Eurydice et Orphée en papillons de lumière
Eurydice rejoint sa cousine Sérafina à Rio de Janeiro. Elle rencontre Orphée, conducteur de tramway et guitariste émérite. Ils ne tardent pas à tomber sous le charme l'un de l'autre. La ville est en ébullition, tout le monde met une touche final à son costume pour le carnaval. Eurydice, poursuivie par une personne portant un déguisement macabre, meurt électrocutée par un câble de tramway. Orphée, inconsolable, se met en quête de son amour perdue.
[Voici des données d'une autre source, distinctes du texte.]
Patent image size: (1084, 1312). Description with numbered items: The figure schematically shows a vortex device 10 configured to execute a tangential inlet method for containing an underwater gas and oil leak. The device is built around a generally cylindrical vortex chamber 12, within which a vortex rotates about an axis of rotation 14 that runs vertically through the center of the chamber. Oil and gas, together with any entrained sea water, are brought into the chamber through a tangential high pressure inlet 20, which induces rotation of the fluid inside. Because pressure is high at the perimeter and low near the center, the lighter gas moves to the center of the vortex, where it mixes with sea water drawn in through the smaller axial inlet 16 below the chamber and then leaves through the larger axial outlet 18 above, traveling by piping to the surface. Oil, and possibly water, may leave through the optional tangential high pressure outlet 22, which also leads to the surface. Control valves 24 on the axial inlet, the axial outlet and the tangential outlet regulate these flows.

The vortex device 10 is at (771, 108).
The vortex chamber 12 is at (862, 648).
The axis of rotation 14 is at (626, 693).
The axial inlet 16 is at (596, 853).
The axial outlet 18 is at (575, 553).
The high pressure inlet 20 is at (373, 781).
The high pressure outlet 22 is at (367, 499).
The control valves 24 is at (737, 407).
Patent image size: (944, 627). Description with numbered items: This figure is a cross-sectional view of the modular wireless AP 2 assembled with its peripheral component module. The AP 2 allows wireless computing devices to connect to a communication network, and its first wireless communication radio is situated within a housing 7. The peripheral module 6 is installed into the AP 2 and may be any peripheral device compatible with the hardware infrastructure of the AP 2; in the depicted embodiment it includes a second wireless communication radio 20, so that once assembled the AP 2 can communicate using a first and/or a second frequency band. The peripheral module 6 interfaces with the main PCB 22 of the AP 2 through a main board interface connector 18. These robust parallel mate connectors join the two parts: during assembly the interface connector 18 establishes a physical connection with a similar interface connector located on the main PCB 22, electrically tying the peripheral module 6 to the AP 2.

Le mythe d'Orphée revisitée et transposée à Rio en plein carnaval, il fallait oser ! Palme d'or à Cannes en 1959, l'audace paye, elle donne un ton très particulier au film, étirant le contraste entre d'un côté la vie, la joie, la musique, la couleur et de l'autre, la mort, le silence. Au niveau réalisation, Marcel Camus lorgne du côté du théâtre, avec une économie obtenue grâce à une grammaire élaborée sur la symbolique. Il donne aussi une place importante à l' aspect documentaire, en restituant sans fioriture le carnaval et ses parades.
La distribution principalement noire fera glousser certes les historiens du cinéma, la musique composée spécialement pour le film ravira les amateurs, mais le temps hélas a jeté un voile pudique sur l'audace, la transformant en simple pari réussi. Le réalisme de Marcel Camus ne parvient pas tout à fait à dégager son propos du cliché du carnaval. Le Brésil paraît être une gigantesque fête ininterrompue, où même la tragédie sourit et danse la samba.
Je tenais néanmoins à finir sur une note positive. Deux séquences me resteront gravées. L'épisode de Charon, veilleur de nuit solitaire dans une administration immense et vide, où le Styx est matérialisé par des feuilles et des formulaires qui volent dans les courants d'air, saisit par sa poésie moderne. Et la cérémonie vaudou, point de départ de la remontée des enfers, mêlant néoréalisme et ésotérisme, est tout simplement captivante.